Affinity maturation is the process to improve antibody affinity for an antigen. In vivo, natural affinity maturation by the immune system takes place by somatic hypermutation and clonal selection. In vitro, in the laboratory affinity maturation, can be obtained by mutation and selection.
Creative Biolabs has gained extensive experience in antibody affinity maturation. We usually take scFv as the antibody format in affinity maturation. Also, a monovalent display phagemid system is used to reduce the avidity effects during antigen-binding screening. We also provide affinity maturation services for single domain antibodies. Two methods, untargeted mutagenesis and oligonucleotide-directed mutagenesis, are employed to construct random or defined sub-libraries to introduce a large number of mutants of the original antibody. Antibody binders of higher affinity are then selected by increasing the screening stringency. By constructing a series of sub-libraries of a scFv/Fab antibody, our proprietary protocol allows increase of the affinity of the scFv antibodies from 10 -9 to 10 -10. We have successfully obtained a scFv antibody that has an extremely high affinity of 10 -12, whose binding to the antigen is essentially irreversible.
We use an error-prone PCR integrated DNA-shuffling approach to mutate mainly CDR regions during sub-library construction. If the potential of introducing immunogenic mutations to framework positions is not a concern, we usually use this approach to create mutations at completely random positions across the entire VH and VL fragments. In these cases, the genetic diversity of the sub-library is further increased via passage through our proprietary bacterial mutator strain, CD-affi™.
If the structure of the antibody/antigen complex is available or modeling the structure of the antibody/antigen is possible, certain positions can be randomized at a defined diversity (such as full randomization with all 20 amino acids or biased randomization with selected amino acids at fixed percentages) to improve the affinity. We are able to create any sub-libraries to incorporate the defined mutations using trimer codon technology. Most of the time, we need study the AA sequences of the antibody to find out the conserved sequences (in comparison with the germ-line and antibody subfamily sequences). We may then introduce mutations to the positions in the frame work regions that are not conserved. Supposedly, these regions will be antigen-specific and change in these regions may not increase immunogenicity.

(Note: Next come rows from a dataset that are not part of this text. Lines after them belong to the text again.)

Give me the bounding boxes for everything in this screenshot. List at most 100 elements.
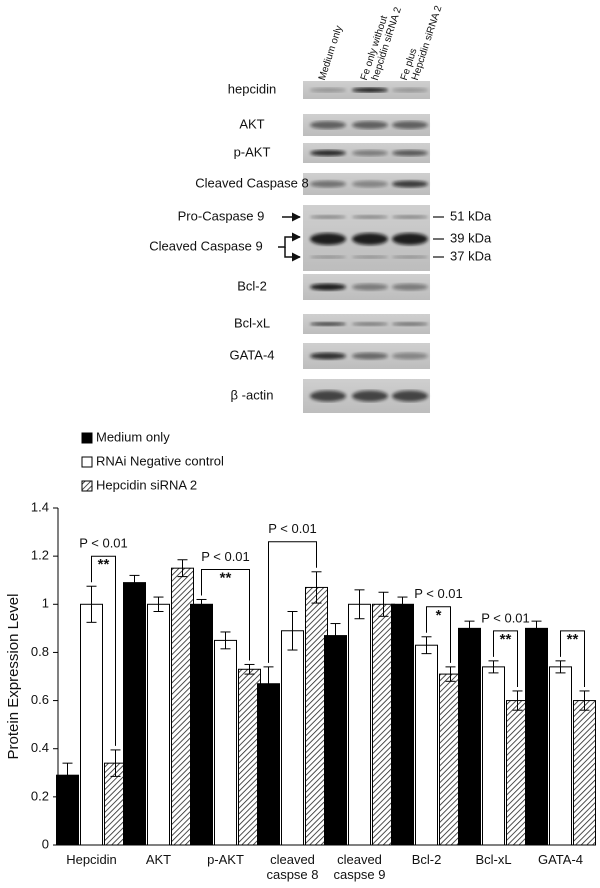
bar (324, 635, 347, 846)
bar (348, 603, 371, 846)
bar (214, 639, 237, 846)
y-tick-label: 0.8 (31, 644, 49, 659)
p-value: P < 0.01 (481, 610, 530, 625)
blot-row-label: Cleaved Caspase 8 (195, 175, 308, 190)
significance-bracket (426, 606, 451, 663)
significance-stars: ** (567, 631, 579, 648)
blot-row-label: Cleaved Caspase 9 (149, 238, 262, 253)
blot-band (352, 180, 388, 188)
marker-label: 37 kDa (450, 248, 492, 263)
significance-bracket (493, 630, 518, 687)
blot-band (392, 150, 428, 156)
error-bar (445, 666, 456, 682)
x-tick-label: Bcl-2 (411, 852, 442, 867)
error-bar (354, 589, 365, 620)
blot-band (352, 283, 388, 291)
blot-band (392, 390, 428, 402)
bar (573, 700, 596, 846)
y-tick-label: 0 (42, 836, 49, 851)
error-bar (196, 598, 207, 610)
blot-band (392, 215, 428, 219)
error-bar (579, 690, 590, 711)
marker-label: 51 kDa (450, 208, 492, 223)
bar (391, 603, 414, 846)
blot-band (352, 215, 388, 219)
lane-label: Medium only (317, 24, 345, 81)
blot-band (310, 322, 346, 326)
blot-row-label: GATA-4 (229, 347, 274, 362)
blot-row-label: β -actin (231, 387, 274, 402)
error-bar (488, 660, 499, 674)
blot-band (392, 255, 428, 259)
blot-row-label: Pro-Caspase 9 (178, 208, 265, 223)
error-bar (311, 571, 322, 604)
p-value: P < 0.01 (268, 521, 317, 536)
blot-row-label: hepcidin (228, 81, 276, 96)
significance-stars: ** (98, 556, 110, 573)
blot-band (352, 352, 388, 360)
legend-swatch (81, 432, 93, 444)
error-bar (129, 574, 140, 591)
significance-stars: ** (220, 569, 232, 586)
legend-label: Medium only (96, 429, 170, 444)
error-bar (110, 749, 121, 777)
error-bar (464, 620, 475, 637)
blot-row-label: p-AKT (234, 144, 271, 159)
blot-band (392, 121, 428, 129)
error-bar (397, 596, 408, 613)
x-tick-label: GATA-4 (537, 852, 584, 867)
bar (549, 666, 572, 846)
lane-label: Hepcidin siRNA 2 (410, 4, 445, 82)
x-tick-label: p-AKT (207, 852, 244, 867)
bar (458, 627, 481, 846)
error-bar (378, 591, 389, 617)
bar (190, 603, 213, 846)
significance-stars: * (436, 607, 442, 624)
error-bar (62, 762, 73, 788)
p-value: P < 0.01 (414, 586, 463, 601)
y-tick-label: 1.4 (31, 499, 49, 514)
x-tick-label: Bcl-xL (475, 852, 512, 867)
significance-bracket (560, 630, 585, 687)
bar (123, 582, 146, 846)
error-bar (244, 663, 255, 675)
y-tick-label: 0.2 (31, 788, 49, 803)
bar (482, 666, 505, 846)
blot-band (352, 390, 388, 402)
blot-band (352, 121, 388, 129)
bar (257, 683, 280, 846)
x-tick-label: cleaved caspse 9 (333, 852, 386, 882)
error-bar (531, 620, 542, 637)
blot-row-label: Bcl-2 (237, 278, 267, 293)
blot-band (352, 233, 388, 245)
error-bar (220, 631, 231, 650)
y-tick-label: 1.2 (31, 548, 49, 563)
legend-label: RNAi Negative control (96, 453, 224, 468)
blot-band (310, 87, 346, 93)
marker-label: 39 kDa (450, 230, 492, 245)
bar (281, 630, 304, 846)
bracket-arrow (284, 247, 301, 262)
legend-swatch (81, 480, 93, 492)
significance-bracket (91, 555, 116, 746)
p-value: P < 0.01 (201, 549, 250, 564)
bar (415, 644, 438, 846)
p-value: P < 0.01 (79, 536, 128, 551)
significance-stars: ** (500, 631, 512, 648)
bracket-arrow (278, 232, 301, 248)
bar (80, 603, 103, 846)
blot-band (352, 322, 388, 326)
significance-bracket (201, 568, 250, 661)
error-bar (512, 690, 523, 711)
blot-band (392, 283, 428, 291)
error-bar (177, 559, 188, 578)
blot-row-label: AKT (239, 116, 264, 131)
legend-swatch (81, 456, 93, 468)
blot-row-label: Bcl-xL (234, 315, 270, 330)
blot-band (310, 215, 346, 219)
blot-band (310, 352, 346, 360)
error-bar (287, 611, 298, 651)
error-bar (263, 666, 274, 702)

Phage Display Antibody Library Screening
Subsequent library screening will fish out the antibody mutants that have high affinity. Two library screening strategies are available. In the first "surface-panning" strategy, decreasing concentrations of antigen is surface immobilized. In the second "solution-sorting" strategy, in which a labeled antigen in solution is used, we have two approaches, selection based on the equilibrium constant (Kd) and selection based on binding kinetics. In the first approach, sub-library phage is incubated with biotinylated antigen at controlled concentrations and bound phages are captured by immobilized NeutrAvidin. Selection based on binding kinetics is also termed off-rate (Koff) selection, in which phage population is allowed to saturate the labeled antigen before a large molar excess of unlabeled antigen is added to the mix for controlled periods of time. This allows the selection of mutant antibodies that have slower off-rates. Since a reduction in Koff usually results in a higher affinity, this selection approach singles out antibody variants with improved Kd.
Antibody Affinity Measurement
We offer Biacore Analysis services for binding kinetic analyses of antibodies. We typically capture the antibody on the chip and run antigen on top of the captured antibody. The antigen will be ran at 6 different concentrations for each antibody and chi-square analysis will be performed on the binding constants we obtain from each antigen concentration. The documentation package will include a real time on-rate (Ka), off rate (Kd), an affinity constant (KD), chi square value and a graph of real-time binding kinetics. We would like to obtain ~50 uL of 1 mg/mL antigen and antibody solutions. We will need ~100 ug of antigen and ~50ug for each antibody. We would need MW information for the antigen as well. It may require special considerations for antigens with repeated or multiple epitopes for affinity determination.>> Learn more about Antibody Affinity Measurement Services
Peptide Affinity Maturation
Alanine scanning mutagenesis is our favorite method in affinity maturation of peptide binders. In this method, each single AA of a selected binding peptide will be replaced with an alanine, and then the binding of the modified peptides to the target protein will be assayed using Biacore technology. The non-essential AAs will be specifically identified. After that, we will create a directed/constrained peptide sub-library that contains random sequences on the non-essential AA positions. Here, again, we frequently randomize the non-essential residues using "NNK" or "trimer codon" strategy. Mutants with increased binding affinity are identified by enhancing the screening stringency, followed by phage ELISA.